トレーナーを離れても、ひねくれたりせずに、影で試合をしっかり見ているのも良かった。遠く離れた場所でアドバイスもしていた。まさに見守るという感じだった。
そんななので、アドニスもいつまでも反発せずにすぐに折れ、仲直りをする。
アドニスは生まれてくる子供についてロッキーに話すが、名前についてのやりとりが良かった。「もっとわかりやすい、ケイトとかベッキーがいいんじゃないか?」「黒人だぞ?」「忘れてた」ロッキーの出して来る名前が古そうなのもわかるし、差別意識の無さもよくわかる。
子供が生まれた際に、ロッキーがそれに勇気をもらって息子に電話をかけようとするシーンがあったが、かけられない。じゃあ俺も!と勢いづかせることはできないようだった。勢いだけで行動できるような年齢ではないのだ。
けれど、最後には、電話をかけずに直接息子の家を訪れていた。そのような思い切りのある行動もとれる。
ちなみに、ロッキーの家の前の街灯の明かりがつかず、「電気のつかない街灯はただの棒だ」というセリフがあって、何かの暗喩なのかと思った。ラストには明かりがつくのかと思ったが途中で街灯についての描写はなくなっていた。意味はなかったらしい。

アドニスの正統派の話と、それを見守りながら息子との絆を修復するロッキーの話と、もう一つはライバルのドラゴ親子の話である。
ドラゴは『ロッキー4』でアポロの命を奪ってしまった後、ロシアでの試合でロッキーに負ける。それ以降、ロシアでの立場もなかったろうし、奥さんにも出て行かれたらしい。
彼らには彼らなりのロッキー陣営と戦わなければいけない理由がある。どんな気持ちでロッキーの銅像を見ていたのか、ロッキーの真似をする子供を見ていたのかと考えると心が痛い。
だから、最後のロシアでのアドニスとの再戦の時に、リングに登場した時に、ロシアの観客たちに大歓声を浴びて信じられなさそうな顔をしているドラゴ(子)を見て、涙が出そうになってしまった。やっと許されたと思っただろう。だからこそ、試合中、負けそうになった時に、観客席の母が会場を出て行くのが辛かった。ここで一番泣きました。
勝負事の話だから勝敗はつくし、『クリード』というタイトルだし、主人公なのだし、このラストでドラゴが勝つのはおかしいと思う。でも、ドラゴ側も応援してしまった。
ラストでは父子二人でトレーニングを続けていた。これでボクシングをやめてしまったわけではなかったのが救い。

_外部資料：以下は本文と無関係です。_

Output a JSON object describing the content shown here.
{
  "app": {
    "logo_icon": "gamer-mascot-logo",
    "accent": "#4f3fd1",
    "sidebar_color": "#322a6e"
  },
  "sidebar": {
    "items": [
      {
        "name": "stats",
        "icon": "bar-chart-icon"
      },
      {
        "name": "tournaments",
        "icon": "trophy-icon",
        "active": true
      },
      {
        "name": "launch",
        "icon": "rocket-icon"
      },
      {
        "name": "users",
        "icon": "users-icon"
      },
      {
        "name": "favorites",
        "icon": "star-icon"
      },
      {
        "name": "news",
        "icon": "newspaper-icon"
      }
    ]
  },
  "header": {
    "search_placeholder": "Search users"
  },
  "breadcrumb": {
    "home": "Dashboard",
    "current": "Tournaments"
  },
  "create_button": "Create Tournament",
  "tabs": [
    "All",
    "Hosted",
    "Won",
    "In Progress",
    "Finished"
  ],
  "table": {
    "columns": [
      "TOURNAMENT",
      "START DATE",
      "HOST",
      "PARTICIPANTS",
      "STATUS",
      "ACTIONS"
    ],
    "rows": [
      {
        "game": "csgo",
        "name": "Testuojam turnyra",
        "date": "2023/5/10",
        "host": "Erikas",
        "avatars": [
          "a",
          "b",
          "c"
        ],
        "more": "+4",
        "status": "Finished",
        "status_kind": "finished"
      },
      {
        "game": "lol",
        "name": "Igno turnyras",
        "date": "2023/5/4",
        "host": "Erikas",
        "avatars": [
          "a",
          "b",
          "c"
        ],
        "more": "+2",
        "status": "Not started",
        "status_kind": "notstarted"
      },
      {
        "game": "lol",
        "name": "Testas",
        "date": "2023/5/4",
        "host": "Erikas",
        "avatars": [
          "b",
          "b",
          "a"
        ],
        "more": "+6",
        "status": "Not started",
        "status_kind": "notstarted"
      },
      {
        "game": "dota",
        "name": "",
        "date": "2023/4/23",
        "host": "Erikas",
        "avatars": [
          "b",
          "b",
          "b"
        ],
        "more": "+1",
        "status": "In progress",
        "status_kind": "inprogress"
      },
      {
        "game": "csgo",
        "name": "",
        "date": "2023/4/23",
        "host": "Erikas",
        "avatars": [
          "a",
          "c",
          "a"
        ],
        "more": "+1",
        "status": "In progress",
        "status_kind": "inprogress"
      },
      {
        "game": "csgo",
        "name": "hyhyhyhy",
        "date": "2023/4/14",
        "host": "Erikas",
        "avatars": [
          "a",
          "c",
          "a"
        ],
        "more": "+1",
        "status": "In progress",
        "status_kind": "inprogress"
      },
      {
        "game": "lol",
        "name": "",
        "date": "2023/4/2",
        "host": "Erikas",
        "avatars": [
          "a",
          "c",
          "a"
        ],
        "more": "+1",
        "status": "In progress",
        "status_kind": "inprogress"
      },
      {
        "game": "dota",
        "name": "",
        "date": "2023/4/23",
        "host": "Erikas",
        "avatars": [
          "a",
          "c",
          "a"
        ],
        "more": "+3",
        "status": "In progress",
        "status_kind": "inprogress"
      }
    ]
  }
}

ドラゴ側のスピンオフを観たいくらいだった。映画中には彼らのエピソードがそれほど描かれていないけれど、これ以上描かれてしまったら、彼らに感情移入しすぎてしまい、どちらが主人公かわからなくなる。

アドニスにとって、最初はドラゴ父子は敵だったし、弔い合戦のような意味合いの試合だったのだと思う。要は復讐である。でも、再戦時は決して復讐ではなかった。

『ロッキー4』でも最初は冷戦真っ只中という時代的にもロシア対アメリカのような構図だったらしいが、そのうち、国ではなく個々の戦いになるあたりに政治的なメッセージが含まれていたらしい。本作はそこまで国を背負ってという意味合いは強くないかもしれないが、父のことは置いておいての個々の戦いであるという点については同じだと思う、

それぞれが違った方向へ成長していく。ロッキーシリーズ全般に言えることかもしれないけれど、スポーツものというよりは人間ドラマだった。